2025-03-11

Recipe for Cleaner Air: Add Salt!

In cold-climate areas, it is common to find vehicles with studded tyres during the winter season. This facilitates driving on icy roads. However, the use of such tyres causes wear of both the studs and the surface of the roads, and the result is high amounts of dust, notably in the shape of PM10 and finer fractions. Frequent sanding of the slippery roads also adds to the dust.

Initially, this may be less of a problem since the particles often become bound to the road surface by snow and ice, and eventually meltwater. However, in areas where the end of the winter season is characterized by low amounts of snow and rain, the particles are released from the roads by passing vehicles. This may be very notable along city streets with high traffic intensity and buildings forming street canyons preventing natural dispersion of the ambient air. The PM levels can then literally go sky-high.

A Detectable Issue

This type of pollution source can show a specific pattern with respect to PM levels. During nighttime when the traffic intensity is low, the particles may slowly settle on the ground. Condensing water can add to trapping the particles on the surface. However, when the morning traffic picks up, the turbulence starts, and the street surface dries. This causes re-release of the particles, with accompanying high PM levels and potential health issues. The levels can remain high throughout the day and into the beginning of the night, before the process repeats itself.

Not all days are necessarily like this. Precipitation can efficiently bind the particles to the ground and will also eventually transport them away from the streets. Windy days may effectively scatter the airborne particles. However, during calm and dry periods, the daily repeating pattern can be quite visible. The day-time peaks may also get higher and higher each day.

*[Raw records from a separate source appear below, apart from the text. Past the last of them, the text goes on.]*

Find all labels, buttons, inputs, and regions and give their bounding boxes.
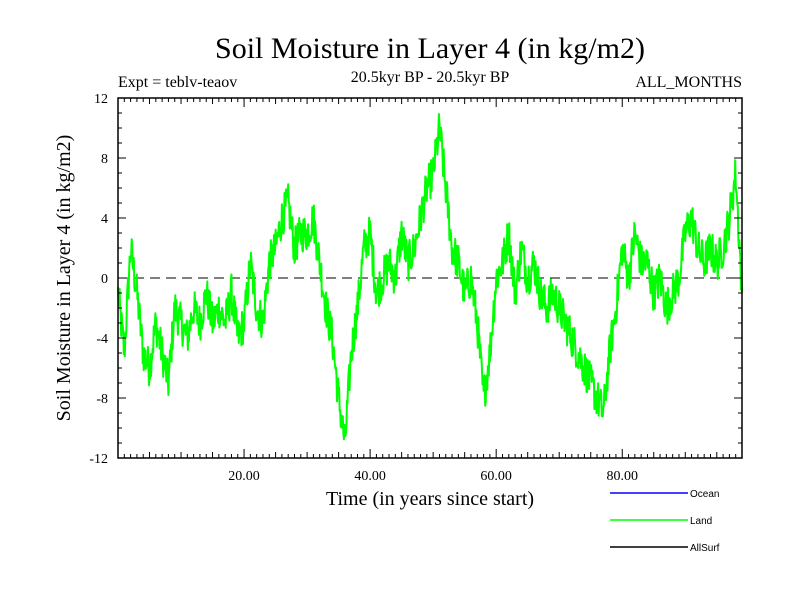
x-axis: 20.00 40.00 60.00 80.00 [123, 98, 737, 484]
y-tick-label: 8 [101, 152, 108, 167]
y-tick-label: 0 [101, 272, 108, 287]
y-tick-label: -8 [96, 392, 108, 407]
legend-label-land: Land [690, 516, 712, 527]
y-tick-label: -12 [89, 452, 108, 467]
legend: Ocean Land AllSurf [610, 489, 720, 554]
y-tick-label: 12 [94, 92, 108, 107]
y-tick-label: 4 [101, 212, 108, 227]
experiment-label: Expt = teblv-teaov [118, 74, 237, 91]
x-axis-label: Time (in years since start) [326, 488, 534, 510]
period-label: 20.5kyr BP - 20.5kyr BP [351, 69, 510, 86]
x-tick-label: 20.00 [228, 469, 260, 484]
series-line-land [117, 113, 743, 441]
y-axis-label: Soil Moisture in Layer 4 (in kg/m2) [53, 135, 75, 422]
legend-label-allsurf: AllSurf [690, 543, 720, 554]
y-tick-label: -4 [96, 332, 108, 347]
x-tick-label: 80.00 [606, 469, 638, 484]
legend-label-ocean: Ocean [690, 489, 719, 500]
plot-area [117, 97, 743, 459]
x-tick-label: 40.00 [354, 469, 386, 484]
y-axis: -12 -8 -4 0 4 8 12 [89, 92, 742, 467]
chart-title: Soil Moisture in Layer 4 (in kg/m2) [215, 32, 645, 65]
x-tick-label: 60.00 [480, 469, 512, 484]
months-label: ALL_MONTHS [635, 74, 742, 91]
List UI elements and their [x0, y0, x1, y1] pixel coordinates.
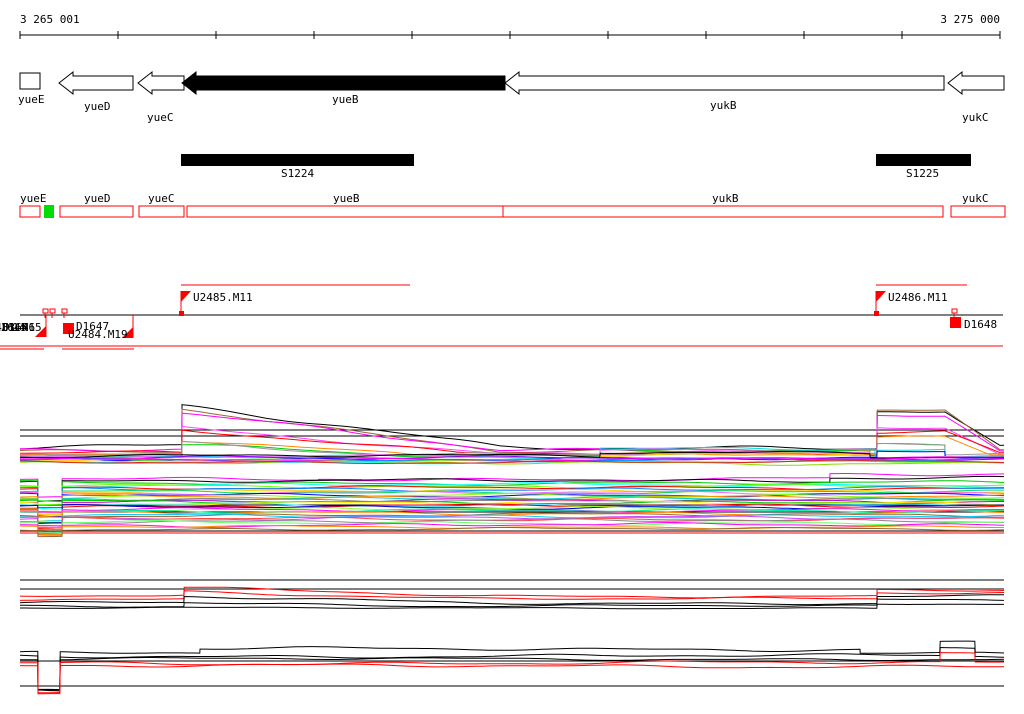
marker-triangle[interactable] — [122, 327, 133, 338]
gene-arrow-yueC[interactable] — [137, 70, 185, 96]
gene-box-label-yueE: yueE — [20, 192, 47, 205]
gene-box-yueC[interactable] — [138, 205, 185, 218]
profile-line — [20, 503, 1005, 529]
segment-label-S1225: S1225 — [906, 167, 939, 180]
profile-line — [19, 403, 1005, 450]
profile-line — [20, 598, 1004, 608]
marker-label-cluster-3: D1646 — [2, 321, 35, 334]
profile-line — [19, 483, 1005, 506]
marker-flag-U2486.M11[interactable] — [876, 291, 886, 302]
gene-box-label-yueB: yueB — [333, 192, 360, 205]
marker-label-U2485.M11: U2485.M11 — [193, 291, 253, 304]
profile-line — [19, 460, 1005, 466]
profile-line — [19, 459, 1005, 464]
profile-line — [20, 520, 1005, 534]
small-flag-marker[interactable] — [49, 308, 56, 314]
gene-arrow-yukB[interactable] — [504, 70, 945, 96]
profile-line — [19, 527, 1005, 538]
gene-box-yueD[interactable] — [59, 205, 134, 218]
gene-box-yukB[interactable] — [502, 205, 944, 218]
expression-track-4 — [19, 640, 1005, 695]
gene-box-track: yueE yueD yueC yueB yukB yukC — [19, 192, 1006, 218]
marker-square-D1648[interactable] — [950, 317, 961, 328]
profile-line — [20, 455, 1005, 461]
marker-label-cluster-1: D1645 — [0, 321, 27, 334]
gene-box-yukC[interactable] — [950, 205, 1006, 218]
profile-line — [19, 475, 1004, 502]
profile-line — [19, 640, 1005, 691]
gene-label-yueC: yueC — [147, 111, 174, 124]
ruler-end-coordinate: 3 275 000 — [940, 13, 1000, 26]
coordinate-ruler — [19, 31, 1001, 39]
gene-box-label-yukC: yukC — [962, 192, 989, 205]
profile-line — [19, 590, 1004, 601]
segment-bar-S1224[interactable] — [181, 154, 414, 166]
oligo-marker-track: U2485.M11 U2486.M11 D1647 D1648 U2484.M19 U24… — [0, 284, 1003, 350]
gene-box-yueB[interactable] — [186, 205, 504, 218]
gene-box-label-yueC: yueC — [148, 192, 175, 205]
gene-label-yukB: yukB — [710, 99, 737, 112]
expression-track-1 — [19, 403, 1005, 481]
profile-line — [19, 663, 1004, 695]
profile-line — [19, 488, 1004, 515]
gene-arrow-yueB[interactable] — [181, 70, 506, 96]
segment-label-S1224: S1224 — [281, 167, 314, 180]
profile-line — [20, 429, 1004, 456]
gene-box-label-yukB: yukB — [712, 192, 739, 205]
profile-line — [20, 522, 1005, 536]
ruler-start-coordinate: 3 265 001 — [20, 13, 80, 26]
gene-label-yueB: yueB — [332, 93, 359, 106]
profile-line — [20, 657, 1005, 691]
profile-line — [19, 646, 1005, 692]
profile-line — [19, 508, 1005, 531]
gene-arrow-yukC[interactable] — [947, 70, 1005, 96]
marker-label-cluster-0: U2483.M14 — [0, 321, 26, 334]
gene-label-yueD: yueD — [84, 100, 111, 113]
gene-label-yukC: yukC — [962, 111, 989, 124]
small-flag-marker[interactable] — [61, 308, 68, 314]
profile-line — [19, 473, 1004, 498]
profile-line — [19, 498, 1004, 523]
small-flag-marker[interactable] — [951, 308, 958, 314]
profile-line — [19, 512, 1005, 532]
segment-bar-S1225[interactable] — [876, 154, 971, 166]
gene-label-yueE: yueE — [18, 93, 45, 106]
profile-line — [19, 492, 1005, 518]
profile-line — [19, 450, 1005, 459]
profile-line — [20, 518, 1005, 535]
profile-line — [19, 408, 1005, 453]
marker-label-cluster-2: U2483.M15 — [0, 321, 42, 334]
gene-arrow-yueD[interactable] — [58, 70, 134, 96]
gene-yueE[interactable] — [19, 72, 41, 90]
marker-label-U2484.M19: U2484.M19 — [68, 328, 128, 341]
marker-flag-U2485.M11[interactable] — [181, 291, 191, 302]
expression-track-3 — [19, 579, 1004, 610]
marker-flag-base[interactable] — [179, 311, 184, 316]
profile-line — [20, 457, 1004, 461]
profile-line — [20, 603, 1004, 610]
marker-square-D1647[interactable] — [63, 323, 74, 334]
profile-line — [20, 513, 1005, 534]
marker-triangle[interactable] — [35, 326, 46, 337]
marker-flag-base[interactable] — [874, 311, 879, 316]
profile-line — [19, 594, 1004, 606]
small-flag-marker[interactable] — [42, 308, 49, 314]
profile-line — [19, 489, 1004, 518]
gene-box-yueE[interactable] — [19, 205, 41, 218]
segment-track: S1224 S1225 — [181, 154, 971, 180]
profile-line — [20, 507, 1004, 527]
marker-label-D1648: D1648 — [964, 318, 997, 331]
marker-label-D1647: D1647 — [76, 320, 109, 333]
expression-track-2 — [19, 473, 1005, 538]
present-marker-box[interactable] — [44, 205, 54, 218]
marker-label-U2486.M11: U2486.M11 — [888, 291, 948, 304]
gene-track: yueE yueD yueC yueB yukB yukC — [18, 70, 1005, 124]
profile-line — [20, 652, 1005, 694]
gene-box-label-yueD: yueD — [84, 192, 111, 205]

…and Also an Addressable Issue

We have already touched the remedy: water binds the particles. But how can we assure that there is water on the road surface also during dry days? The answer is salt and preferably calcium chloride (CaCl₂) which is notably hygroscopic, that is having the ability to attract and retain the water molecules.

Spreading salt for de-icing purposes is a common practice. A proper mix of different types of salt assures efficiency also in temperatures much below freezing. A mixture of 80 % NaCl and 20 % CaCl₂ has turned out to be favourable also in low temperatures, and the CaCl₂ share can then also prevent the salt solution from drying, thereby providing particle-binding effects also during regular salting. This can give added value at temperatures around freezing, with shifting icy, wet, and dry road surfaces.

Continued Salt Spreading

The key to preventing high PM levels in early spring is continued salt spreading, also at temperatures safely above freezing. This may seem odd, but experiments including road-side PM monitoring with high temporal resolution have shown very promising results. Since there is no need for any de-icing, this type of salting is best done with 100 % calcium chloride, having very good hygroscopic properties.

There are a few things to consider before sending out the salting brigade. First, the weather forecasts – it only makes sense to attempt binding the particles if the road surfaces are about to dry, and they will remain dry for some time. Rainfall will just wash away the salt and anyway binds the particles to the surface.

The next thing to consider is the risk for crystallisation. Too high calcium chloride concentration and crystals are formed. The surface then becomes slippery, and it can be just as bad as if it was icy. That is not what the drivers expect at temperatures well above freezing and must of course be avoided. To complicate things, the crystallisation process also depends on the ambient temperature – the higher temperature the higher risk for crystallisation. There can also be residual salt on the surface from preceding salt spreading, which also must be attended to in order not to get too high concentrations.

Practical Approach

If the weather forecast is favourable for salt spreading for PM reduction purposes, the first step is to establish how much salt there already is on the road surface. This is done by sampling the surface at strategic points. A refractometer is then used to determine the present salt concentration. That, and the predicted highest temperature of the day gives the concentration of the new salt solution and the spreading rate. This is fed into the controls of the spreading devices on the salt trucks, which then can be dispatched to deliver the salt batch of the day to the city streets. Allt this is carried out by the road authority in a well-trimmed sequence with minimal time from sampling to salt spreading. Properly done, the surface is barely perceived as wet, but the water binding effect is there, and the PM levels can be reduced notably.

There is of course a cost for salting, and it is only done when there is expected to be a clear effect on the air quality. Nevertheless, there are records of this kind of salting being carried out as late as in the month of June, long after the winter season’s last day of night freezing.

Work in Progress

Facts for this article originate from the city of Karlstad in Sweden where staff at the local road authority has developed the methods and by now become internationally renowned experts on salting for cleaner air. OPSIS contributes with PM monitoring services in continuing tests to further develop the methods.